Example: Equilateral triangle [ edit | edit source ]
Torsion of a cylinder with a triangular cross section

The equations of the three sides are

${\begin{aligned}{\text{side}}~\partial S^{(1)}~:~~&f_{1}(x_{1},x_{2})=x_{1}-{\sqrt {3}}x_{2}+2a=0\\{\text{side}}~\partial S^{(2)}~:~~&f_{2}(x_{1},x_{2})=x_{1}+{\sqrt {3}}x_{2}+2a=0\\{\text{side}}~\partial S^{(3)}~:~~&f_{3}(x_{1},x_{2})=x_{1}-a=0\end{aligned}}$
Let the Prandtl stress function be

$\phi =Cf_{1}f_{2}f_{3}\,$
Clearly, $\phi =0\,$ at the boundary of the cross-section (which is what we need for solid cross sections).

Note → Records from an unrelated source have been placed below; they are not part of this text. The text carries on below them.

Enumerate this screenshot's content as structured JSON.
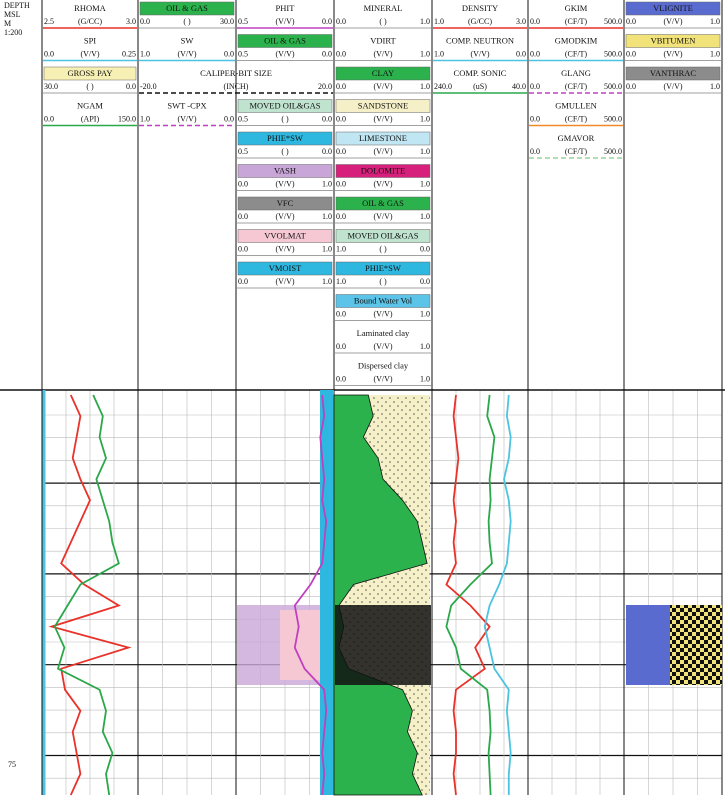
{
  "depth_header": [
    "DEPTH",
    "MSL",
    "M",
    "1:200"
  ],
  "depth_label": "75",
  "tracks": [
    {
      "entries": [
        {
          "name": "RHOMA",
          "left": "2.5",
          "unit": "(G/CC)",
          "right": "3.0",
          "color": "#e8322a",
          "samples": [
            2.65,
            2.7,
            2.68,
            2.66,
            2.7,
            2.75,
            2.7,
            2.65,
            2.6,
            2.72,
            2.9,
            2.55,
            2.95,
            2.6,
            2.62,
            2.7,
            2.66,
            2.68,
            2.7,
            2.65
          ]
        },
        {
          "name": "SPI",
          "left": "0.0",
          "unit": "(V/V)",
          "right": "0.25",
          "color": "#4cc3e0"
        },
        {
          "name": "GROSS PAY",
          "left": "30.0",
          "unit": "( )",
          "right": "0.0",
          "fill": "#f6f0b4"
        },
        {
          "name": "NGAM",
          "left": "0.0",
          "unit": "(API)",
          "right": "150.0",
          "color": "#2aa84a",
          "samples": [
            80,
            95,
            90,
            100,
            85,
            95,
            105,
            110,
            120,
            60,
            40,
            20,
            35,
            25,
            90,
            100,
            95,
            110,
            100,
            105
          ]
        }
      ]
    },
    {
      "entries": [
        {
          "name": "OIL & GAS",
          "left": "0.0",
          "unit": "( )",
          "right": "30.0",
          "fill": "#2bb24c"
        },
        {
          "name": "SW",
          "left": "1.0",
          "unit": "(V/V)",
          "right": "0.0",
          "color": "#4cc3e0"
        },
        {
          "name": "CALIPER-BIT SIZE",
          "left": "-20.0",
          "unit": "(INCH)",
          "right": "20.0",
          "color": "#111111",
          "dash": true
        },
        {
          "name": "SWT -CPX",
          "left": "1.0",
          "unit": "(V/V)",
          "right": "0.0",
          "color": "#c040c0",
          "dash": true
        }
      ]
    },
    {
      "entries": [
        {
          "name": "PHIT",
          "left": "0.5",
          "unit": "(V/V)",
          "right": "0.0",
          "color": "#c040c0",
          "samples": [
            0.06,
            0.05,
            0.07,
            0.06,
            0.05,
            0.06,
            0.04,
            0.05,
            0.06,
            0.12,
            0.2,
            0.18,
            0.2,
            0.15,
            0.05,
            0.04,
            0.05,
            0.06,
            0.05,
            0.06
          ]
        },
        {
          "name": "OIL & GAS",
          "left": "0.5",
          "unit": "(V/V)",
          "right": "0.0",
          "fill": "#2bb24c"
        },
        {
          "name": "MOVED OIL&GAS",
          "left": "0.5",
          "unit": "( )",
          "right": "0.0",
          "fill": "#bfe3cf"
        },
        {
          "name": "PHIE*SW",
          "left": "0.5",
          "unit": "( )",
          "right": "0.0",
          "fill": "#2eb8e0"
        },
        {
          "name": "VASH",
          "left": "0.0",
          "unit": "(V/V)",
          "right": "1.0",
          "fill": "#c9a6d8"
        },
        {
          "name": "VFC",
          "left": "0.0",
          "unit": "(V/V)",
          "right": "1.0",
          "fill": "#8c8c8c"
        },
        {
          "name": "VVOLMAT",
          "left": "0.0",
          "unit": "(V/V)",
          "right": "1.0",
          "fill": "#f6c8d4"
        },
        {
          "name": "VMOIST",
          "left": "0.0",
          "unit": "(V/V)",
          "right": "1.0",
          "fill": "#2eb8e0"
        }
      ]
    },
    {
      "entries": [
        {
          "name": "MINERAL",
          "left": "0.0",
          "unit": "( )",
          "right": "1.0"
        },
        {
          "name": "VDIRT",
          "left": "0.0",
          "unit": "(V/V)",
          "right": "1.0"
        },
        {
          "name": "CLAY",
          "left": "0.0",
          "unit": "(V/V)",
          "right": "1.0",
          "fill": "#2bb24c",
          "samples": [
            0.35,
            0.4,
            0.3,
            0.45,
            0.5,
            0.7,
            0.85,
            0.9,
            0.95,
            0.2,
            0.05,
            0.1,
            0.05,
            0.15,
            0.7,
            0.8,
            0.75,
            0.85,
            0.8,
            0.9
          ]
        },
        {
          "name": "SANDSTONE",
          "left": "0.0",
          "unit": "(V/V)",
          "right": "1.0",
          "fill": "#f6f0c8"
        },
        {
          "name": "LIMESTONE",
          "left": "0.0",
          "unit": "(V/V)",
          "right": "1.0",
          "fill": "#bfe6f2"
        },
        {
          "name": "DOLOMITE",
          "left": "0.0",
          "unit": "(V/V)",
          "right": "1.0",
          "fill": "#d6207c"
        },
        {
          "name": "OIL & GAS",
          "left": "0.0",
          "unit": "(V/V)",
          "right": "1.0",
          "fill": "#2bb24c"
        },
        {
          "name": "MOVED OIL&GAS",
          "left": "1.0",
          "unit": "( )",
          "right": "0.0",
          "fill": "#bfe3cf"
        },
        {
          "name": "PHIE*SW",
          "left": "1.0",
          "unit": "( )",
          "right": "0.0",
          "fill": "#2eb8e0"
        },
        {
          "name": "Bound Water Vol",
          "left": "0.0",
          "unit": "(V/V)",
          "right": "1.0",
          "fill": "#5bc4e8"
        },
        {
          "name": "Laminated clay",
          "left": "0.0",
          "unit": "(V/V)",
          "right": "1.0"
        },
        {
          "name": "Dispersed clay",
          "left": "0.0",
          "unit": "(V/V)",
          "right": "1.0"
        }
      ]
    },
    {
      "entries": [
        {
          "name": "DENSITY",
          "left": "1.0",
          "unit": "(G/CC)",
          "right": "3.0",
          "color": "#e8322a",
          "samples": [
            1.5,
            1.45,
            1.5,
            1.55,
            1.5,
            1.45,
            1.5,
            1.45,
            1.5,
            1.3,
            1.8,
            2.2,
            1.9,
            2.1,
            1.5,
            1.45,
            1.5,
            1.5,
            1.45,
            1.5
          ]
        },
        {
          "name": "COMP. NEUTRON",
          "left": "1.0",
          "unit": "(V/V)",
          "right": "0.0",
          "color": "#4cc3e0",
          "samples": [
            0.2,
            0.22,
            0.18,
            0.2,
            0.25,
            0.2,
            0.18,
            0.2,
            0.22,
            0.3,
            0.4,
            0.45,
            0.4,
            0.35,
            0.2,
            0.22,
            0.2,
            0.18,
            0.2,
            0.2
          ]
        },
        {
          "name": "COMP. SONIC",
          "left": "240.0",
          "unit": "(uS)",
          "right": "40.0",
          "color": "#2aa84a",
          "samples": [
            120,
            125,
            110,
            115,
            120,
            118,
            122,
            120,
            115,
            160,
            200,
            210,
            190,
            180,
            125,
            120,
            118,
            122,
            120,
            118
          ]
        }
      ]
    },
    {
      "entries": [
        {
          "name": "GKIM",
          "left": "0.0",
          "unit": "(CF/T)",
          "right": "500.0",
          "color": "#e8322a"
        },
        {
          "name": "GMODKIM",
          "left": "0.0",
          "unit": "(CF/T)",
          "right": "500.0",
          "color": "#4cc3e0"
        },
        {
          "name": "GLANG",
          "left": "0.0",
          "unit": "(CF/T)",
          "right": "500.0",
          "color": "#c040c0",
          "dash": true
        },
        {
          "name": "GMULLEN",
          "left": "0.0",
          "unit": "(CF/T)",
          "right": "500.0",
          "color": "#f08a24"
        },
        {
          "name": "GMAVOR",
          "left": "0.0",
          "unit": "(CF/T)",
          "right": "500.0",
          "color": "#9bd29b",
          "dash": true
        }
      ]
    },
    {
      "entries": [
        {
          "name": "VLIGNITE",
          "left": "0.0",
          "unit": "(V/V)",
          "right": "1.0",
          "fill": "#5a6bd0"
        },
        {
          "name": "VBITUMEN",
          "left": "0.0",
          "unit": "(V/V)",
          "right": "1.0",
          "fill": "#f2e27a"
        },
        {
          "name": "VANTHRAC",
          "left": "0.0",
          "unit": "(V/V)",
          "right": "1.0",
          "fill": "#8c8c8c"
        }
      ]
    }
  ]
}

Since, the traction-free boundary conditions are satisfied by $\phi \,$ , all we have to do is satisfy the compatibility condition to get the value of $C\,$ . If we can get a closed for solution for $C\,$ , then the stresses derived from $\phi \,$ will satisfy equilibrium.

Expanding $\phi \,$ out,

$\phi =C(x_{1}-{\sqrt {3}}x_{2}+2a)(x_{1}+{\sqrt {3}}x_{2}+2a)(x_{1}-a)$
Plugging into the compatibility condition

$\nabla ^{2}{\phi }=12Ca=-2\mu \alpha$
Therefore,

$C=-{\frac {\mu \alpha }{6a}}$
and the Prandtl stress function can be written as

$\phi =-{\frac {\mu \alpha }{6a}}(x_{1}^{3}+3ax_{1}^{2}+3ax_{2}^{2}-3x_{1}x_{2}^{2}-4a^{3})$
The torque is given by

$T=2\int _{S}\phi dA=2\int _{-2a}^{a}\int _{-(x_{1}+2a)/{\sqrt {3}}}^{(x_{1}+2a)/{\sqrt {3}}}\phi dx_{2}dx_{1}={\frac {27}{5{\sqrt {3}}}}\mu \alpha a^{4}$
Therefore, the torsion constant is

${\tilde {J}}={\frac {27a^{4}}{5{\sqrt {3}}}}$
The non-zero components of stress are

${\begin{aligned}\sigma _{13}=\phi _{,2}&={\frac {\mu \alpha }{a}}(x_{1}-a)x_{2}\\\sigma _{23}=-\phi _{,1}&={\frac {\mu \alpha }{2a}}(x_{1}^{2}+2ax_{1}-x_{2}^{2})\end{aligned}}$
The projected shear stress

$\tau ={\sqrt {\sigma _{13}^{2}+\sigma _{23}^{2}}}$
is plotted below

Stresses in a cylinder with a triangular cross section under torsion

The maximum value occurs at the middle of the sides. For example,
at $(a,0)$ ,

$\tau _{\text{max}}={\frac {3\mu \alpha a}{2}}$
The out-of-plane displacements can be obtained by solving for the
warping function $\psi$ . For the equilateral triangle, after some
algebra, we get

$u_{3}={\frac {\alpha x_{2}}{6a}}(3x_{1}^{2}-x_{2}^{2})$
The displacement field is plotted below

Displacements

$u_{3}\,$ in a cylinder with a triangular cross section.